Combined Qualified Business Income. This is the sum of (i) 20% of qualified REIT dividends and qualified publicly traded partnership income, plus (ii) 20% of the taxpayer’s qualified business income with respect to each qualified trade or business. There are additional wage and qualified property tests that must be satisfied.
Limitation for Reasonable Compensation and Guaranteed Payments. Qualified business income does not include reasonable compensation paid to the taxpayer by any qualified trade or business of the taxpayer for services rendered with respect to the trade or business. It also does not include any guaranteed payment described in section 707(c) of the Internal Revenue Code.

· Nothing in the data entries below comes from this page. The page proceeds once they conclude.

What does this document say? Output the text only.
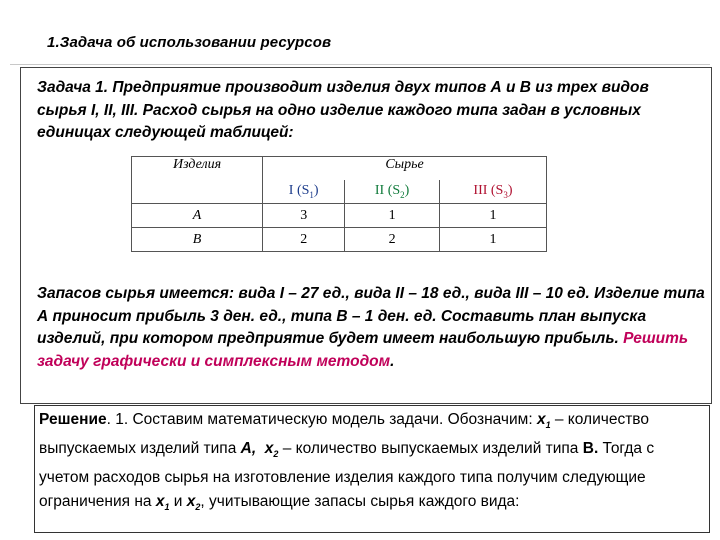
1.Задача об использовании ресурсов
Задача 1. Предприятие производит изделия двух типов А и В из трех видов сырья I, II, III. Расход сырья на одно изделие каждого типа задан в условных единицах следующей таблицей:
Изделия	Сырье		
	I $(S_1)$	II $(S_2)$	III $(S_3)$
A	3	1	1
B	2	2	1
Запасов сырья имеется: вида I – 27 ед., вида II – 18 ед., вида III – 10 ед. Изделие типа А приносит прибыль 3 ден. ед., типа В – 1 ден. ед. Составить план выпуска изделий, при котором предприятие будет имеет наибольшую прибыль. Решить задачу графически и симплексным методом.
Решение. 1. Составим математическую модель задачи. Обозначим: $x_1$ – количество выпускаемых изделий типа А, $x_2$ – количество выпускаемых изделий типа В. Тогда с учетом расходов сырья на изготовление изделия каждого типа получим следующие ограничения на $x_1$ и $x_2$, учитывающие запасы сырья каждого вида:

Income Threshold Limitations. Additional restrictions apply to individuals who have income above certain thresholds. The limitations apply fully to individual taxpayers with taxable income exceeding $210,700 for single filers or $421,400 for joint filers. The limitations proportionately phase out the deduction for single filers with taxable income between $160,700 and $210,700 and for joint filers with income between $321,400 and $421,400.
Limits for Service Trades or Businesses. The following “specified service trades or businesses” are not qualified trades or businesses for purposes of the 20% section 199A deduction: (i) health, law, accounting, actuarial science, performing arts, consulting, athletics, financial services, and brokerage services; (ii) any trade or business where the principal asset is the reputation or skill of one or more employees; (iii) and any trade or business involving the performance of services consisting of investing and investment management, trading, or dealing in securities, partnership interests, or commodities. However, owners of these “specified service trades or businesses” can still take advantage of the 20% deduction if their taxable incomes are below the thresholds discussed in the preceding paragraph.